His target was the hated liberal media–just as Newt Gingrich has targeted “sharia” and the “secular socialist machine.” O’Keefe assumed that conservatives thrill to cultural conflict more than economic debate. Nor is he alone in that assumption: It’s one reason, in fact, that savvy economic conservatives so eagerly recast economic conflicts as cultural conflicts.
• Of all the liberal media institutions to target, it’s fascinating that O’Keefe chose CNN. For many, politics is becoming less a competition between parties, more a competition between networks: Fox vs. MSNBC vs. CNN displacing Republicans vs. Democrats.
TV becomes a world in a box, with TV’s own internal feuds – O’Reilly vs. Olbermann, Rush vs. Schultz–absorbing the energy that might otherwise have been invested in battles over real resources in real political contests. Instead of addressing realities, we are contending with phantoms; our politics is becoming less about alternative policies and more about alternative realities.

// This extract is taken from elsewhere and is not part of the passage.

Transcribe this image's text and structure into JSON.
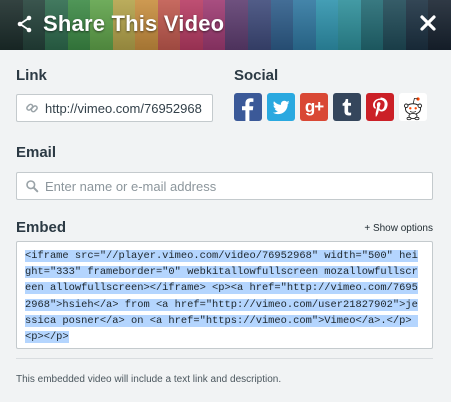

Middle-class incomes may have stagnated during six years of Republican leadership, but O’Reilly’s numbers rose, and isn’t that vindication enough? In the same way, as America’s enemies become more elusive and unpronounceable–as the war against those enemies seems to drag without resolution–it becomes more satisfying for some to redirect their antagonism from the enemies of America to the enemies of Fox News.